= Humane League of Lancaster County =

Maud Haldeman (right), founder

The Humane League of Lancaster County was founded in 1917 to "prevent animals from becoming homeless through providing services and education to help people understand how to provide responsible lifetime care to their animals". It is based in Lancaster County, Pennsylvania, in the United States.

==Early history==

On May 3, 1917, Miss Maud Haldeman (1874–1931), along with seventeen other women, formed the Woman's Humane League of Lancaster County, Pennsylvania. The organization's stated purpose was as follows:
This corporation is founded for the prevention of cruelty to, and care of, children, girls, aged persons, and animals within the Commonwealth of Pennsylvania, and to enforce all laws enacted by the Pennsylvania legislature or by Congress for the protection of the children, girls, aged persons and animals As social service agencies began to address the problems of woman and children, the League turned its attention exclusively to animal welfare. Although for 20 years complaints were investigated and resolved, no shelter was available for homeless animals until 1937, when animals were temporarily housed in kennels, fairgrounds and other locations in the area.. A "Men's Advisory Committee" was formed in 1946 to assist the ladies, and soon thereafter, in 1947, the word "Woman's" was omitted from the name and formally changed to The Humane League of Lancaster County.
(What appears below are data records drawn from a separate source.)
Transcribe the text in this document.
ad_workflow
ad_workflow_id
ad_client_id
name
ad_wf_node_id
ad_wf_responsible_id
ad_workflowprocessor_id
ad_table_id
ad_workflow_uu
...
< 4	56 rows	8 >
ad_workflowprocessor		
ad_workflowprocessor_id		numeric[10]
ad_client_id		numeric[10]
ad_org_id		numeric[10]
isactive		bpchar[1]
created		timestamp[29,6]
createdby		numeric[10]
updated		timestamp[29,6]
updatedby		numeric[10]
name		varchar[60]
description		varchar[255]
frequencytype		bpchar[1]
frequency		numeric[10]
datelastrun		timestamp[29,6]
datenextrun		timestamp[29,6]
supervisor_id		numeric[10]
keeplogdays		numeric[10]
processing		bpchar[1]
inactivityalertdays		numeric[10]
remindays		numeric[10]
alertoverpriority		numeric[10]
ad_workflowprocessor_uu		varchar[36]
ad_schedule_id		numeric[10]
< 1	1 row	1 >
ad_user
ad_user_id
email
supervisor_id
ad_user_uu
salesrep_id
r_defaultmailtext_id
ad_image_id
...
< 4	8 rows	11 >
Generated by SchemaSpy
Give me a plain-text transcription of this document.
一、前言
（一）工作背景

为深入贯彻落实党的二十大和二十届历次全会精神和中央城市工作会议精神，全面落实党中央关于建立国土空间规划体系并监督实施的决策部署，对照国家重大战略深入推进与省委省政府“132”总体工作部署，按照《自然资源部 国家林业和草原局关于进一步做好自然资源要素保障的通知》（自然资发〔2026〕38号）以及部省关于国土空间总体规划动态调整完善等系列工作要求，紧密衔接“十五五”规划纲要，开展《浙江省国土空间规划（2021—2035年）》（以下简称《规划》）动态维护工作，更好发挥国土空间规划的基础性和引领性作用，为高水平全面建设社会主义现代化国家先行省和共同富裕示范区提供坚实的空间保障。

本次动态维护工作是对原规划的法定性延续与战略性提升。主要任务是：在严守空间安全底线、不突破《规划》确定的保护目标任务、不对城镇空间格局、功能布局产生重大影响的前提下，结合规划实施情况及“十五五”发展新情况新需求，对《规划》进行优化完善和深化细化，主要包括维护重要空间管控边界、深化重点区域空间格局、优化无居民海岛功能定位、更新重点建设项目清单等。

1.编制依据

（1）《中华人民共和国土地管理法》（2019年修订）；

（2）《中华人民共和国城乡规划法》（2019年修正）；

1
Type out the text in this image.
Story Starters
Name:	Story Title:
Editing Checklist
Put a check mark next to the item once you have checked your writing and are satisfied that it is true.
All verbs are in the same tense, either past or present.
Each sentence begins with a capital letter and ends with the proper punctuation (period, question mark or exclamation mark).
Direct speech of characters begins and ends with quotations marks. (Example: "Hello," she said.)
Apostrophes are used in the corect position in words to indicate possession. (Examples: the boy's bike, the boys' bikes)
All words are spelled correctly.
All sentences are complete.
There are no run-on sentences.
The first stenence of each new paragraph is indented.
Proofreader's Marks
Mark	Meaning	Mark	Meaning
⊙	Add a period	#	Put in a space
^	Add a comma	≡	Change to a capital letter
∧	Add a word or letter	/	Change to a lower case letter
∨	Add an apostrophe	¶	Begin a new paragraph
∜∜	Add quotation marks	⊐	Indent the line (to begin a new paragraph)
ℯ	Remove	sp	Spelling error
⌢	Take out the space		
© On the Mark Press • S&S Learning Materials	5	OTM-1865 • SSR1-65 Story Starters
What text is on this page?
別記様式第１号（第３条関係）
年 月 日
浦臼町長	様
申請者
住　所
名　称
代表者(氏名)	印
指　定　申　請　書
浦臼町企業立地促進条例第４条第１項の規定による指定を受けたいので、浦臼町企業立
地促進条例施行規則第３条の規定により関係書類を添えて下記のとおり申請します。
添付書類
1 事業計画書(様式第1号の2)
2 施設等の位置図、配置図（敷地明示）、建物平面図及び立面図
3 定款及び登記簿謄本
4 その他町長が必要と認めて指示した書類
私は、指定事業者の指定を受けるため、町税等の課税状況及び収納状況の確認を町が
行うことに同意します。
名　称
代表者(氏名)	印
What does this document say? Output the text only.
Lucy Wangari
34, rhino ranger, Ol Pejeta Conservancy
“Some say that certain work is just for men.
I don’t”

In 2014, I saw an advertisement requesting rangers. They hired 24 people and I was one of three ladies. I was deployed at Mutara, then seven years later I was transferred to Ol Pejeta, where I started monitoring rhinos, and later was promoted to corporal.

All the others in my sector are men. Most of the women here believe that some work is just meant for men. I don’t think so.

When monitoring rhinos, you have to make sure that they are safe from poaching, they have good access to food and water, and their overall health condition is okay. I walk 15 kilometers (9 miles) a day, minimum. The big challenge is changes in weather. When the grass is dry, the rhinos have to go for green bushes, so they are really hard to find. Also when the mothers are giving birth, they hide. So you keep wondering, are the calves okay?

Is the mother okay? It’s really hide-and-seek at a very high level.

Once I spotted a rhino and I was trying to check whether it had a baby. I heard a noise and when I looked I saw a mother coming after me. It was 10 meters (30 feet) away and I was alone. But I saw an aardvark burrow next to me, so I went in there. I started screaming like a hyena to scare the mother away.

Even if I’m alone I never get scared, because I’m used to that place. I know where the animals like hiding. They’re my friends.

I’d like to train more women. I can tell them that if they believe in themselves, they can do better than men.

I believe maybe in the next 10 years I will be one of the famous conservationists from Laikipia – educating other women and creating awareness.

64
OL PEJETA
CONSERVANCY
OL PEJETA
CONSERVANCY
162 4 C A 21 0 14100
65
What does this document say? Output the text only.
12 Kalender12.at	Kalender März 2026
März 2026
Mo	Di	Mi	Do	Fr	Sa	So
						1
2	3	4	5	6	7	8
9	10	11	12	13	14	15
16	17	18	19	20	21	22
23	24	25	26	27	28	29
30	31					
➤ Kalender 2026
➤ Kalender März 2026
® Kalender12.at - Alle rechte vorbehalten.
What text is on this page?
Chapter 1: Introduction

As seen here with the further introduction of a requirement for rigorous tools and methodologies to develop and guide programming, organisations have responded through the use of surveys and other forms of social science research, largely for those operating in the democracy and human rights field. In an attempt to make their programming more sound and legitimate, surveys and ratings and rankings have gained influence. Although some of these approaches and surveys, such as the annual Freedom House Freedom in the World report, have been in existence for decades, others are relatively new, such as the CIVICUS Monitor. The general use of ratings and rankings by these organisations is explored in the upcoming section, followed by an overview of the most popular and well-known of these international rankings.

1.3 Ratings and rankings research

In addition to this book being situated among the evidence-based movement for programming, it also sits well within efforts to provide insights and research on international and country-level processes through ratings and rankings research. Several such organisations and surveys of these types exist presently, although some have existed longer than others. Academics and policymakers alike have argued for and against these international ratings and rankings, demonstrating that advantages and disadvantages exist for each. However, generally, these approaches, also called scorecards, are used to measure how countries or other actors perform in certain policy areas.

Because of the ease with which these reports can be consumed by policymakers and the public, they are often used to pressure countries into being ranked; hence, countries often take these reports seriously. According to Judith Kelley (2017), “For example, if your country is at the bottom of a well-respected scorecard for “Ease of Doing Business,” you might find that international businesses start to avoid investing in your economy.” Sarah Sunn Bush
Since April 2006, Franklin and Marshall College, Archives & Special Collections, Shadek-Fackenthal Library, has been the official custodian of the records of the Woman's Humane League of Lancaster County.

== Today ==

2007 marked the 90th anniversary of the Humane League of Lancaster County, which is located today on Lincoln Highway East, Lancaster, Pennsylvania, with 30 staff members and over 150 volunteers. Maud Haldeman died in 1931 and bequeathed her estate to the Humane League of Lancaster County (unofficially estimated at over $200,000, or $ in dollars). Her legacy has been honored through the formation of the Maud Haldeman Society, a group of individuals who have included the Humane League in their estate planning through bequests or beneficiary designations.

In June of 2020, Karel Minor, the CEO of Humane League of Lancaster County, posted on Facebook "She's got her knee on life's neck like it's a minority in Minnesota, That's probably too soon", making light of the murder of George Floyd which had occurred weeks prior. Minor resigned as director of the Owen J. Roberts School Board but remains CEO of Humane League.

==Feral cat policy==

Beginning September 1, 2008, the Humane League adopted a "trap–neuter–return" policy and will no longer accept feral cats for euthanasia. Instead, interested parties are asked to schedule an appointment to have the cat spayed or neutered for a minimal fee. Traps are available for rental from the League. A trapped cat may be brought to the scheduled appointment, picked up post-surgery and returned to the wild.